Marion Maréchal Le Pen - La mèche lente est allumée ?

par gruni
vendredi 23 février 2018

Qu'il semble déjà loin le temps où Marion Maréchal-Le Pen était considérée par ses adversaires politiques comme une "marion-ette" entre les mains de Jean-Marie Le Pen. Le "Menhir" qui refusait que sa protégée inexpérimentée réponde aux journalistes des médias nationaux par peur d'une gourde. Vous connaissez la suite, en juin 2012 la petite-fille du "vieux lion" devient à 22 ans la plus jeune députée de l'histoire de la République française. Lorsqu'en 2017 Marion Maréchal-Le Pen décida pour des raisons familiales et d'autres politiques, de s'éloigner pour une durée indéfinie de la vie politique, son grand-père s'écria que c'était "une trahison !".

Le 1er mars sortira le premier tome des Mémoires de Jean-Marie Le Pen et quelques extraits se trouvent déjà dans la presse. C'est sa version de l'Histoire ou de son histoire passée que vous pourrez lire ci-dessous. Alors que la jeune Marion Le Pen qui s'exprimait à la Conservative Political Action Conference (CPAC), représente l'avenir pour beaucoup de supporters du Front National. Sa courte réapparition était aussi une piqure de rappelle avant le congrès du Parti, du 10 au 11 mars.

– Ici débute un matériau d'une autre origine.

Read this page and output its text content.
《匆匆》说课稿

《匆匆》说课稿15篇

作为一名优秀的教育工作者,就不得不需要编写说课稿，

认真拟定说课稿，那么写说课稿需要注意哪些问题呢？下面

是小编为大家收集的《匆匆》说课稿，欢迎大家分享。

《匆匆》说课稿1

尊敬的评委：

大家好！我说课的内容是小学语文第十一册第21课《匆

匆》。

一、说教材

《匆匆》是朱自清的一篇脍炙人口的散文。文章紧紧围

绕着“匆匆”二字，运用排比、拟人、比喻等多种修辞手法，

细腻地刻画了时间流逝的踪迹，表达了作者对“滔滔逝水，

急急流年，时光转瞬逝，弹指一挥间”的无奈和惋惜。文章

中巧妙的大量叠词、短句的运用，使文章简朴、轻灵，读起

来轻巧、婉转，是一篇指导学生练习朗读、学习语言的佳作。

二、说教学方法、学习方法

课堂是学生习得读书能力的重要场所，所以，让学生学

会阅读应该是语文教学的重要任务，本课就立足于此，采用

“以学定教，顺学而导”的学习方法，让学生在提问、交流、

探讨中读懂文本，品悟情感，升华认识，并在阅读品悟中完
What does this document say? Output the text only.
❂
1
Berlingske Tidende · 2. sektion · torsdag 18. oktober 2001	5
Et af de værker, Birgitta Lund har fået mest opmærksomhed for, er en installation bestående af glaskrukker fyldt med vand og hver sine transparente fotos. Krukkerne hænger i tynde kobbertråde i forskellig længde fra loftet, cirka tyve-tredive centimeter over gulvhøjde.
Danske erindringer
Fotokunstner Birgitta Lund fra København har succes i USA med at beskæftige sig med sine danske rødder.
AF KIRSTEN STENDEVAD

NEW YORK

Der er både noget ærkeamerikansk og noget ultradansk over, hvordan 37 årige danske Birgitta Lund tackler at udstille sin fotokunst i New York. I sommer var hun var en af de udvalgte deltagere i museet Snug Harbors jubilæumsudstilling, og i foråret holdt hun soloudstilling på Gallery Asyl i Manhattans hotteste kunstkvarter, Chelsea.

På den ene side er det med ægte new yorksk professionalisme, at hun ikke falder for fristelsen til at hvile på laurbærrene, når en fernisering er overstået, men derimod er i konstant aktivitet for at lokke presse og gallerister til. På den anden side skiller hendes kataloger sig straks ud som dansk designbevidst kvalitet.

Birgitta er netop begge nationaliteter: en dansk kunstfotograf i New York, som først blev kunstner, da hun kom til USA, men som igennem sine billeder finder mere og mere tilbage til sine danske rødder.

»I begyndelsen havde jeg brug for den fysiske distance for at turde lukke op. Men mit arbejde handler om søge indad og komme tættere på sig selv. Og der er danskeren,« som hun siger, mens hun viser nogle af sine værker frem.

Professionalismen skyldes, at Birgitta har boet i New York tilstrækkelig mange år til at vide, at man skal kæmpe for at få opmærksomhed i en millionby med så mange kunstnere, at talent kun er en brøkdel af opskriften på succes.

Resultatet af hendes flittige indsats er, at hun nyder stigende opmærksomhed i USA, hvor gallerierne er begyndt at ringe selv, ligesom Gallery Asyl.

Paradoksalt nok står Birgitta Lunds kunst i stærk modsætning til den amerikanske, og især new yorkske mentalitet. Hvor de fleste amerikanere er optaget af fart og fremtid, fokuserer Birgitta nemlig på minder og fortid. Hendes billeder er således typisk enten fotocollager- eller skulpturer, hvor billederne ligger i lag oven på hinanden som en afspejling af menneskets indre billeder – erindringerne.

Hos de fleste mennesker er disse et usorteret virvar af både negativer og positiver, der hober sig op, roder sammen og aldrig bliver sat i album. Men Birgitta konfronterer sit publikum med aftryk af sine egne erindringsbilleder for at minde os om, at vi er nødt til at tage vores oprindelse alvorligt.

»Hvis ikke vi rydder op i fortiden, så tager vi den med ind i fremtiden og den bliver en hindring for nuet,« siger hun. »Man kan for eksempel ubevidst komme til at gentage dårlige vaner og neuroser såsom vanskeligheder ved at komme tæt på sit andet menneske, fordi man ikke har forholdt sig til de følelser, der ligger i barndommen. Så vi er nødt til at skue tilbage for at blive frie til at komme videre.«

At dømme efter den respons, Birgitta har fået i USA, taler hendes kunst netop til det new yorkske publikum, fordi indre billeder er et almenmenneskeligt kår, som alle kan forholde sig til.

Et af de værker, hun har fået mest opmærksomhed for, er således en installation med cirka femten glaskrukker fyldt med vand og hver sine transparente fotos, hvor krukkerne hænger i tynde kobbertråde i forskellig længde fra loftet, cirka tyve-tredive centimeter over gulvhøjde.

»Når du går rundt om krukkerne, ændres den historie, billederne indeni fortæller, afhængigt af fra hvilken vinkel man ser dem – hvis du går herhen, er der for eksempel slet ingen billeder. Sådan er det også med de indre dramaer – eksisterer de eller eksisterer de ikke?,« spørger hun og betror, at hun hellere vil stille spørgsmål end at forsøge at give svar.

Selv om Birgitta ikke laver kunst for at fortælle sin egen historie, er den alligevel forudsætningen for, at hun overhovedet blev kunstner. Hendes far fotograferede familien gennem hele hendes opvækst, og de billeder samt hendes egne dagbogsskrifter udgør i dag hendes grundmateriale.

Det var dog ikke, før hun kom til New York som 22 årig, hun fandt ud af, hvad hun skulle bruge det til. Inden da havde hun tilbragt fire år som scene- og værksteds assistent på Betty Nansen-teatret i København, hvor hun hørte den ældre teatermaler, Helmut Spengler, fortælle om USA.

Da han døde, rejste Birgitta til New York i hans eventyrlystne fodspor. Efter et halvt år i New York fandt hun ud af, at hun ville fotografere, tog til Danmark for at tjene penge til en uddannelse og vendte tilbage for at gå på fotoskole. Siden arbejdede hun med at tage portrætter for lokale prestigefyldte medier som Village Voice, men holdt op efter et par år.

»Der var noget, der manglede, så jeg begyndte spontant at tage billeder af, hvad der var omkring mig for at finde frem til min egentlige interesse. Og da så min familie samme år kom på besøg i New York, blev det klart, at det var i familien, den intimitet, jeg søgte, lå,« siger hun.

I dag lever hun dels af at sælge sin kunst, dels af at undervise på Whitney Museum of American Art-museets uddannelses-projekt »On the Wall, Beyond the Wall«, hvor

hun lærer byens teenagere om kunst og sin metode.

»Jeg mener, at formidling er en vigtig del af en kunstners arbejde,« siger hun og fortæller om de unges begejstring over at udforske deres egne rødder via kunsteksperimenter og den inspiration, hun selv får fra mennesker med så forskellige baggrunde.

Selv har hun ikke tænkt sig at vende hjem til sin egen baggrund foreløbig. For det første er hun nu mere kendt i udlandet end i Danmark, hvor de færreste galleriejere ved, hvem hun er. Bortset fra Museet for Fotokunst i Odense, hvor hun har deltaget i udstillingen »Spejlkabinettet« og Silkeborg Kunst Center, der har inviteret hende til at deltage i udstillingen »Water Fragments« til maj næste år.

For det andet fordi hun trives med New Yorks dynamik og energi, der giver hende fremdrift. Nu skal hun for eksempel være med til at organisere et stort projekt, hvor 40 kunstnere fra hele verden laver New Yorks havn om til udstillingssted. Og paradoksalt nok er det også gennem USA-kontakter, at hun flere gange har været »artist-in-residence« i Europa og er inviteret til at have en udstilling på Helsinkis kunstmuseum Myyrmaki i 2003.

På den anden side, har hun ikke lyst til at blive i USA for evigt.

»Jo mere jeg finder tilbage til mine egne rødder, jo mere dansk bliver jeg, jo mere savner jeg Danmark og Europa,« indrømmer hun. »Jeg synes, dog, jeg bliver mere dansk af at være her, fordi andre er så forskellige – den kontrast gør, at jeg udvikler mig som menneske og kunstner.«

Tortionnaire pendant la guerre d'Algérie 

« On a parlé de torture. On a flétri ceux qui l’avaient pratiquée. Il serait bon de définir le mot. Qu’est-ce que la torture ? Où commence, où finit-elle ? Tordre un bras, est-ce torturer ? Et mettre la tête dans un seau d’eau ? L’armée française revenait d’Indochine. Là-bas, elle avait vu des violences horribles qui passent l’imagination et font paraître l’arrachage d’un ongle pour presque humain. (...) Cette horreur, notre mission était d’y mettre fin. Alors, oui, l’armée française a bien pratiqué la question pour obtenir des informations durant la bataille d’Alger, mais les moyens qu’elle y employa furent les moins violents possible. Y figuraient les coups, la gégène et la baignoire, mais nulle mutilation, rien qui touche à l’intégrité physique. (...) Il est plus que ridicule, il est pervers, il est profondément immoral, de jeter l’opprobre sur des hommes qui ont le courage d’utiliser sur ordre, pour obtenir le renseignement qui sauvera des civils, des méthodes brutales qui leur pèsent, qui leur coûtent », tranche-t-il, tout en dénonçant « une machination politique » de ceux qui l’ont personnellement accusé en 1985".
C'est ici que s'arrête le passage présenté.